Tra le vittime anche una neonata. Fratoianni accusa Chigi: “Queste vittime sono sulla coscienza del Governo”
Al largo di Lampedusa, una barca con 97 migranti a bordo si è capovolta dopo ore di infiltrazioni d’acqua. Almeno venti persone hanno perso la vita nel naufragio avvenuto a circa 14 miglia a sud dell’isola, mentre 60 sono state tratte in salvo grazie all’intervento delle motovedette della Guardia Costiera e della Guardia di Finanza. Secondo l’UNHCR, restano dispersi tra 12 e 17 migranti, e le ricerche continuano senza sosta. I corpi recuperati sono stati trasferiti sui mezzi delle autorità italiane; tra le prime vittime giunte a Lampedusa figurano una neonata, due donne, due uomini e tre adolescenti.
Un elicottero della Guardia di Finanza ha individuato il relitto intorno alle 11:30, facendo scattare immediatamente l’allarme. Alle operazioni di soccorso hanno partecipato anche unità di Frontex. Dai racconti dei superstiti emerge che non si sarebbe trattato di un solo naufragio: due imbarcazioni partite da Tripoli sarebbero state coinvolte. La prima, dopo aver imbarcato acqua, si sarebbe rovesciata; alcuni passeggeri avrebbero cercato rifugio sulla seconda, ma il sovraccarico avrebbe causato il ribaltamento anche di quest’ultima. È stato proprio questo secondo barcone, semiaffondato, a essere avvistato.
I sopravvissuti, trasferiti all’hotspot di contrada Imbriacola, stanno raccontando quanto accaduto con il supporto di mediatori culturali. Medici, psicologi e operatori dell’Agenzia dell’Unione europea per l’asilo li stanno assistendo, e non sono emerse emergenze sanitarie.

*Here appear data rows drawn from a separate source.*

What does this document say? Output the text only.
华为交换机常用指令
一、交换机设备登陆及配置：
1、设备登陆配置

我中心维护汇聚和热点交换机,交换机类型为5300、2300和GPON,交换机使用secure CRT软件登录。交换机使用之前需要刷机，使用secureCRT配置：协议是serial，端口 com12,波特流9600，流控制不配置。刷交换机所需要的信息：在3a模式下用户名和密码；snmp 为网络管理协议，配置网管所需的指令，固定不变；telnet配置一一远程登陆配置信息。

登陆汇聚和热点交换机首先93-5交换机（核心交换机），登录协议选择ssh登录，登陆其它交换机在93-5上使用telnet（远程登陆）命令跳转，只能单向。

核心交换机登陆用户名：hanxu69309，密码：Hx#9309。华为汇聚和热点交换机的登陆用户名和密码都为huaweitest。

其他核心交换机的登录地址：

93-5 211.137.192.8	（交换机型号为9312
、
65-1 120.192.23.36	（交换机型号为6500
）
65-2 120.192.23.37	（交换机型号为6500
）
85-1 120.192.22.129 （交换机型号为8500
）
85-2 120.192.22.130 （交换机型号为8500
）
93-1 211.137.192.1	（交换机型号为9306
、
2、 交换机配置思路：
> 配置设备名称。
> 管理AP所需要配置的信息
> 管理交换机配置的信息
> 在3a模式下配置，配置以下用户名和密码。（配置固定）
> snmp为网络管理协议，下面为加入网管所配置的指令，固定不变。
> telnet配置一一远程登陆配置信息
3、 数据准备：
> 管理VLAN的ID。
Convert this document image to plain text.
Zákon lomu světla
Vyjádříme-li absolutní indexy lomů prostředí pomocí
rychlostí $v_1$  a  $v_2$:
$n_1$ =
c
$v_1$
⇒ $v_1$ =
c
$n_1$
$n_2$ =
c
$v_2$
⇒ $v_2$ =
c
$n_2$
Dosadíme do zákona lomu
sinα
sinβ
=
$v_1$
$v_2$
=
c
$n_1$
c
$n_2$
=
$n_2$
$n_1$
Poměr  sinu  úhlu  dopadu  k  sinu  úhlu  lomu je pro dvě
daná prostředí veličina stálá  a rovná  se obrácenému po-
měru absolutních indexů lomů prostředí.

La Croce Rossa riferisce che tra i salvati ci sono 56 uomini e 4 donne.
Secondo l’Organizzazione internazionale per le migrazioni, dall’inizio dell’anno al 9 agosto almeno 370 persone hanno perso la vita e 300 risultano disperse sulla rotta del Mediterraneo centrale.
Il ministro dell’Interno Matteo Piantedosi ha espresso cordoglio per le vittime, sottolineando la necessità di prevenire i viaggi pericolosi e di combattere il traffico di esseri umani, ribadendo che la tragedia è avvenuta nonostante un dispositivo di soccorso già operativo in zona.
Dal fronte politico opposto, Nicola Fratoianni di Avs ha accusato il governo di non organizzare un adeguato servizio europeo e italiano di ricerca e soccorso, di ostacolare le Ong, di collaborare con i trafficanti libici e di vantarsi di statistiche fuorvianti: “Continuate pure a fare tutto questo, voi del governo Meloni, ma questa sera quando tornate a casa evitate di guardarvi allo specchio ed evitate di giocare con i vostri bambini. Perché anche i morti di oggi al largo di Lampedusa sono sulla vostra coscienza”, ha detto il leader di Sinistra Italiana”.